Question

The probability of at least one double six being thrown in n throws with two ordinary dice is greater than 99%.
Then, the least number value of n is

\[
  {\text{A}}{\text{. 100}} \\
  {\text{B}}{\text{. 164}} \\
  {\text{C}}{\text{. 170}} \\
  {\text{D}}{\text{. 184}} \\
\]

Answer 1

Hint – To compute the answer, we find the probability of not getting a 6 in a throw with two dice. We use it for n throws and apply log to the equation to get n.
Complete Step-by-Step solution:
The probability of getting a 6 in a single throw of a dice = $\dfrac{1}{6}$

The probability of getting a 6 in a throw with two dice p = $\dfrac{1}{6}$ x $\dfrac{1}{6}$ = $\dfrac{1}{{36}}$

Therefore, the probability of not throwing a double six in one throw with two dice q = 1 – $\dfrac{1}{{36}}$ = $\dfrac{{35}}{{36}}$.

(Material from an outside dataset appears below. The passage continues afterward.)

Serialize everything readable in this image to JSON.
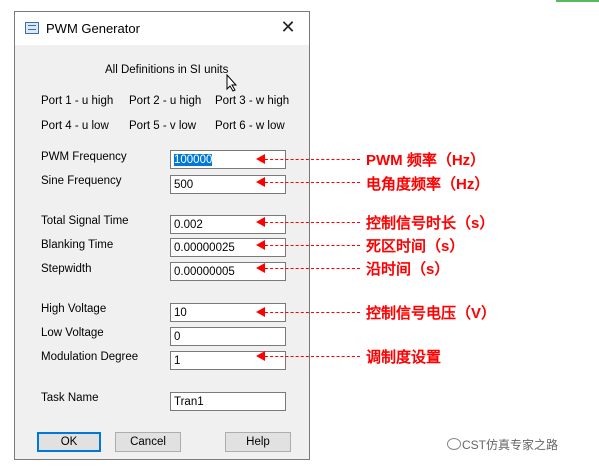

So, the probability of not throwing a double six in any of the n throws = ${{\text{q}}^{\text{n}}}$
Hence the probability of throwing a double six at least once in n throws
 =1 - ${{\text{q}}^{\text{n}}}$ = 1 − ${\left( {\dfrac{{35}}{{36}}} \right)^{\text{n}}}$

Given Data – The probability of at least one double six being thrown in n throws with two ordinary dice is greater than 99%
⟹1 − ${\left( {\dfrac{{35}}{{36}}} \right)^{\text{n}}}$> 0.99
⟹${\left( {\dfrac{{35}}{{36}}} \right)^{\text{n}}}$< 0.01
Apply Log on both sides of the equation,
⟹log ${\left( {\dfrac{{35}}{{36}}} \right)^{\text{n}}}$< log (0.01)
⟹n log $\left( {\dfrac{{35}}{{36}}} \right)$< log (0.01) (log (${{\text{a}}^{\text{x}}}$) = x log a)
⟹n (log 35 – log 36) < log (0.01) (log ($\dfrac{{\text{a}}}{{\text{b}}}$) = log a – log b)
Substitute the log values
⟹n (1.5441−1.5563) < −2
⟹ (−0.0122) n<−2
⟹0.0122n > 2
⟹n > 0.01222​= 163.9
So, the least value of n is 164.
Option B is the correct answer.

Note: The key in solving such types of problems is to find the probability of getting a 6 in a throw with two dice for finding the probability of not throwing a double six in one throw with two dice. Applying this to n throws gives an equation in n. We use logarithms to solve this equation, which is an important step. The log values of decimals can be obtained from the logarithmic table.